Now, of course, I don’t have any experience with sending children to college (or children, for that matter), but I still have really strong opinions on this matter.
I went to Brigham Young University which is one of the most dirt-cheap colleges in the world. When I went, tuition was about $1600 a semester. My parents let me know as a child that when I attended college, I would be responsible for covering my own tuition and books, and they would pay my room and board. Fortunately, I got a full-tuition scholarship, so I only ended up paying a few hundred dollars a semester for books.
Here’s why I’m opposed to parents paying all or most of their child’s tuition:
1. I think that kids need to appreciate how expensive their education can be. The idea of providing for your child to go “anywhere they want” just doesn’t seem very realistic. If they want to go to some exclusive private school, they should understand the difference between going there and going to a cheaper public university. And they probably should understand how that will set them back financially. Is it worth it to spend $120,000 to get a degree in English that won’t be very valuable in helping you earn back that $120,000? (I’m definitely not bashing liberal arts degrees, seeing as I have one myself. But, if your life goal is to teach chemistry in high school, I just don’t think that spending hundreds of thousands of dollars to get that degree is a very worthwhile investment). If you’re going to spend tons of money on schooling, it should probably be on a graduate degree that can really help your career, rather than on a degree that’s a dime a dozen (and let’s be honest, college degrees are not exactly scarcities these days).
2. I think you’ll take your education more seriously when you’re the one writing a big check each semester. In “Belles on their Toes,” one of my favorite books ever, the children mention how, as they wrote their check each semester, they realized how great the expense was, and how they’d better get something for that money. I feel the same way. When I was buying my books each semester, I certainly didn’t want them to become just dust collectors that lost half their value by the end of the semester.
3. It doesn’t give your child a lot of motivation to graduate in a timely manner. If there’s no additional personal cost to graduating within the standard four years, students are more likely to postpone graduating, getting a real job, and becoming completely independent. I graduated in three and a half years, so it was sort of irrelevant, but I certainly had no intentions of taking more than four years to graduate because my scholarship would have expired at that point and there was no way I was going to pay my own precious, precious money to stay for a fifth year.

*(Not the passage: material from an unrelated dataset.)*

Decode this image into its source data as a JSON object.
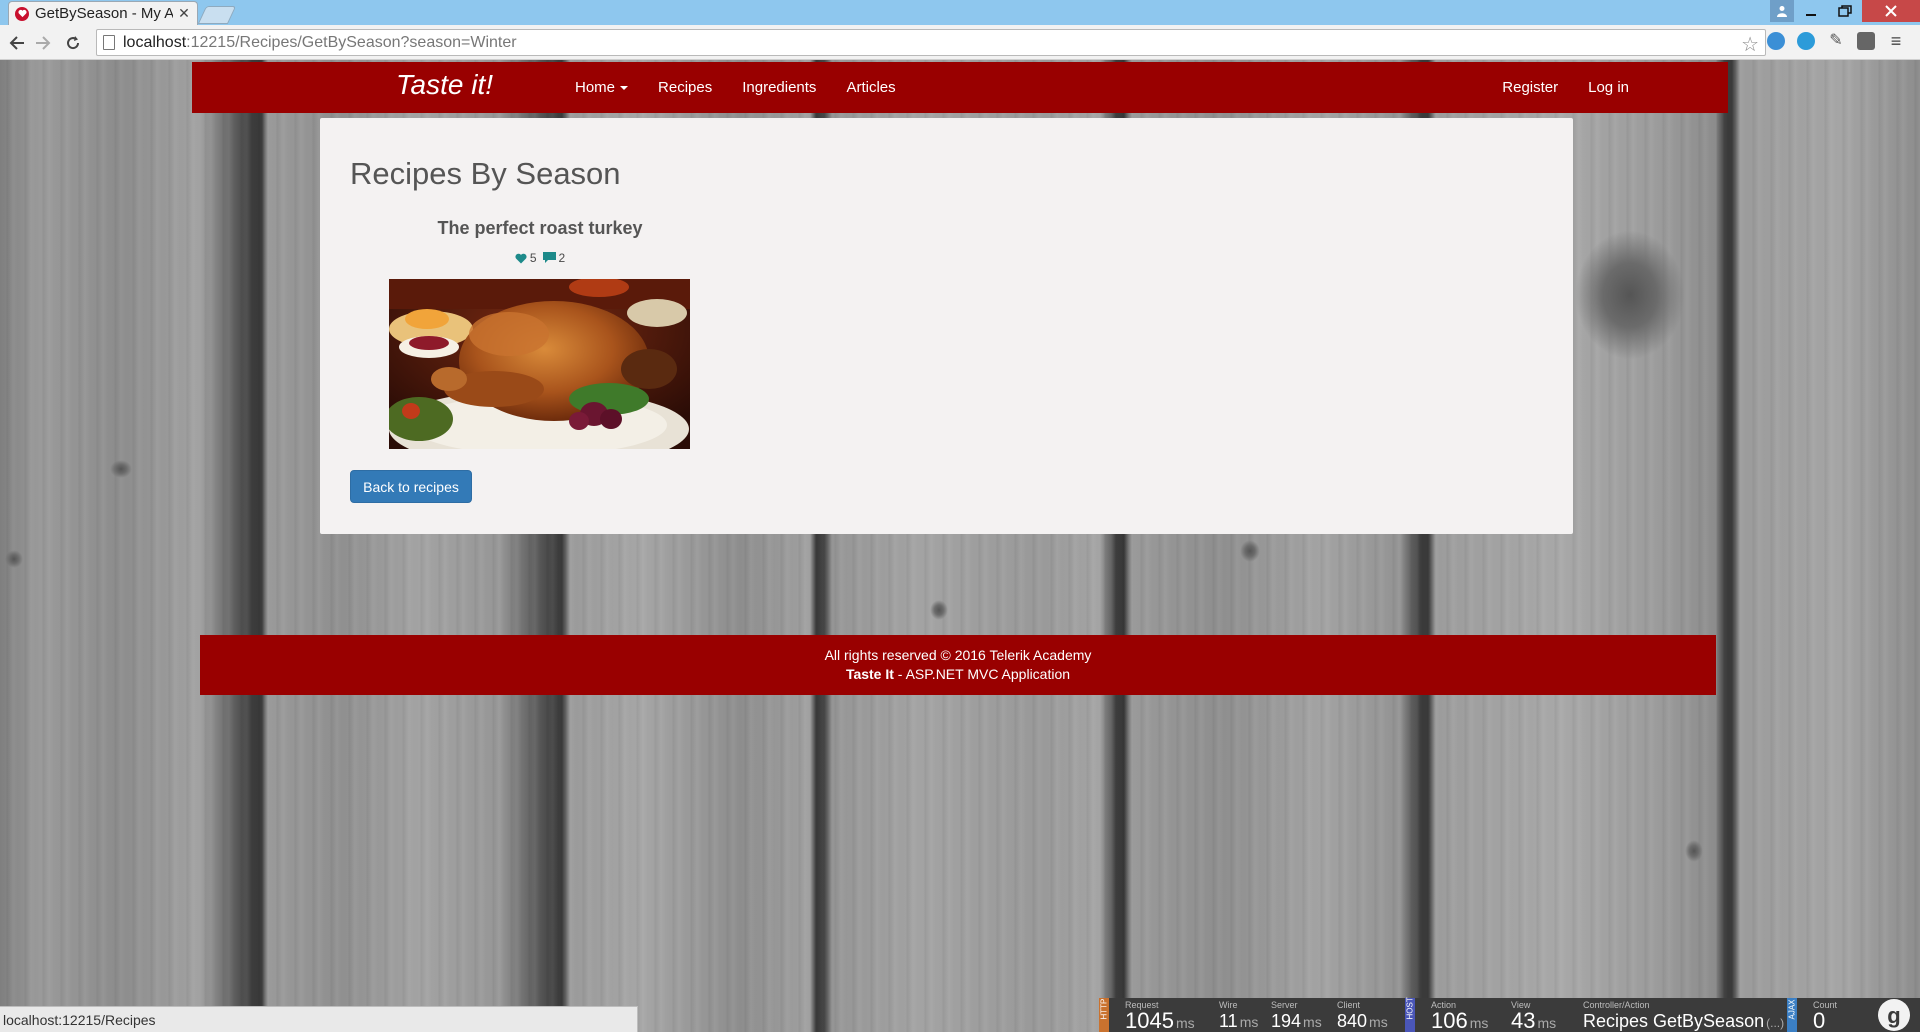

4. Speaking of scholarships, if your parent is paying your tuition, there just isn’t that same incentive to get a scholarship. I was thrilled beyond all reason when I got a scholarship because it meant that I didn’t have to pay $15,000 of my own money. If someone else is footing the bill, I think it’s far too easy to lose focus and to fritter and party away your college time rather than really devoting yourself to school. Also, I was bound and determined not to lose that scholarship because I wanted to keep my money, rather than pay it to BYU. If it had simply changed from the school paying for my education to my parents paying for my education, it just wouldn’t have been that big a deal.
5. At the age where you have children in college, you’ll probably need to be saving pretty seriously for retirement, and it won’t help you or them if you spend all your excess money putting them through school.
6. The notion that “If we don’t pay, our kid might not go to college” seems so preposterous to me. If your kid won’t go to college unless you pay for it, you probably shouldn’t be wasting your own money on that education since he obviously doesn’t take it very seriously.
7. No one is entitled to anything. You may have the grades to get into Harvard, but real life may get in the way and that’s just how things go. If it’s going to take massive amounts of borrowing to get you to your dream school, but you don’t know what you want to major in or what you want to do with your life, you may need to choose something more realistic. Dreams sometimes have to be altered in order to blend with reality. That’s too bad, but it’s a fact of life.
Well, there you have it: my personal opinions that you didn’t know or care about. Now you know and don’t care. And if you’re paying for your child to go to college, that’s very nice of you.